Genomics is a branch of genetics that studies large scale changes in genomes of organisms. Genomics and its subfield of transcriptomics, which studies genome-wide changes in the RNA that is transcribed from DNA, studies many genes are once. Genomics may also involve reading and aligning very long sequences of DNA or RNA. Analyzing and interpreting such large-scale, complex data requires the help of computers. The human mind, superb as it is, is incapable of handling this much information. Bioinformatics is a hybrid field that brings together the knowledge of biology and the knowledge of information science, which is a sub-field of computer science.
Genomes Contain a Lot of Information
Genomes of organisms are very large. The human genome is estimated to have three billion base pairs that contain about 25,000 genes. For comparison, the fruit fly is estimated to have 165 billion base pairs that contain 13,000 genes. Additionally, a subfield of genomics called transcriptomics studies which genes, among the tens of thousands in an organism, are turned on or off at a given time, across multiple time points, and multiple experimental conditions at each time point.

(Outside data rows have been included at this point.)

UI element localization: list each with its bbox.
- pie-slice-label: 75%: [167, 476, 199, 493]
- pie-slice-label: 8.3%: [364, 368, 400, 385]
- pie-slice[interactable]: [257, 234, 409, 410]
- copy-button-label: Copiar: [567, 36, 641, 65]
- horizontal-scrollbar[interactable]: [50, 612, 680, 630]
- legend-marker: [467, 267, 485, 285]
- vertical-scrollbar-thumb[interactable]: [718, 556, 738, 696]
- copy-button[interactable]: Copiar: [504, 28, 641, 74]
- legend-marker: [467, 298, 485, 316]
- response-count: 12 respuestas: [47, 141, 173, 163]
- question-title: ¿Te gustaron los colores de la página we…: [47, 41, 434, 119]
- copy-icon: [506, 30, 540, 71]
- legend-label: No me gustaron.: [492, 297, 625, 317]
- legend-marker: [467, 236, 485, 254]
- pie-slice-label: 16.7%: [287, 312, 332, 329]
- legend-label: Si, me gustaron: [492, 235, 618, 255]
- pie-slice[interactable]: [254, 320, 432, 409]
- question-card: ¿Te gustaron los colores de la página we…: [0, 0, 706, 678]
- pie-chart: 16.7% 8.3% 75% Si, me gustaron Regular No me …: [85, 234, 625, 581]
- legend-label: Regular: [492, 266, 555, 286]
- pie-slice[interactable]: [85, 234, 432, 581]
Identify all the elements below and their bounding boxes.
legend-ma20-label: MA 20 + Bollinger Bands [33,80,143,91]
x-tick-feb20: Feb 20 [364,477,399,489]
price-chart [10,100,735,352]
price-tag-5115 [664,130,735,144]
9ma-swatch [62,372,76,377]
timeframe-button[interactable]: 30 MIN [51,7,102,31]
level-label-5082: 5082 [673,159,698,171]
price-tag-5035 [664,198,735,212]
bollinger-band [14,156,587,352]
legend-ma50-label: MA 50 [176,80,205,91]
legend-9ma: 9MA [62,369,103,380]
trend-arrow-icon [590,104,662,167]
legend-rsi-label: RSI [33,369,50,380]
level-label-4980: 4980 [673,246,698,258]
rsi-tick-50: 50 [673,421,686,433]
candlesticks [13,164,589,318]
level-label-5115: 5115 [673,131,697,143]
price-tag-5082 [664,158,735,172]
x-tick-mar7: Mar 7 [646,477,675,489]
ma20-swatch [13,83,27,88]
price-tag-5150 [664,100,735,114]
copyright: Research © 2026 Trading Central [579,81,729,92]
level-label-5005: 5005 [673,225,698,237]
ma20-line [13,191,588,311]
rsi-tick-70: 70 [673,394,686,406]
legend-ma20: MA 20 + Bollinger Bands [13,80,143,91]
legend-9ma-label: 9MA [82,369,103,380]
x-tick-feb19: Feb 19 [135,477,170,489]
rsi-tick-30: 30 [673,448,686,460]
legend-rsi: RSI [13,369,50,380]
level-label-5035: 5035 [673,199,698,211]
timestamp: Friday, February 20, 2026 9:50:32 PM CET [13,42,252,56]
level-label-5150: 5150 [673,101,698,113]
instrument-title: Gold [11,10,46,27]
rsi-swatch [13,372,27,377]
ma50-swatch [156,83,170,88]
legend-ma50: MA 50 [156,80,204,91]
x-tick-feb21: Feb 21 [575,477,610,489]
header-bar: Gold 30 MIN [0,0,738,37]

In other words, “omics” data contain vast amounts of information that the human mind cannot grasp without the help of computational methods in bioinformatics.
Bioinformatics is important to genetic research because genetic data has a context. The context is biology. Life forms have certain rules of behavior. The same applies to tissues and cells, genes and proteins. They interact in certain ways and regulate each other in certain ways. The large-scale, complex data that is generated in genomics wouldn’t make sense without the contextual knowledge of how life forms work. The data generated by genomics might be analyzed by the same methods used by engineers and physicists who study financials markets and fiber optics, but analyzing the data in a way that makes sense requires knowledge of biology. Thus, bioinformatics became an invaluable hybrid field of knowledge.
Crunching Thousands of Numbers
Number crunching is a way of saying that one is doing calculations. Bioinformatics is able to crunch tens of thousands of numbers in a few minutes, depending on how fast the computer can process information. Omics research uses computers to run algorithms -- mathematical calculations -- on a large scale in order to find patterns in large data sets. Common algorithms include functions like hierarchical clustering (See Reference 3) and principal component analysis. Both are techniques to find relationships between samples that have many factors in them. This is similar to determining if certain ethnicities are more common between two sections in a phone book: last names that start with an A versus last names that start with a B.
Bioinformatics has made it possible to study how a system that has thousands of moving parts behaves at the level of all the parts moving at once. It is like watching a flock of birds fly in unison or a school of fish swim in unison. Previously, geneticists only studied one gene at a time. Though that approach still has an incredibly amount of merit and will continue to do so, bioinformatics has allowed for new discoveries to be made. Systems biology is an approach to studying a biological system by quantifying multiple moving parts, like studying the collective speed of different pockets of birds that are flying as one large, swerving flock.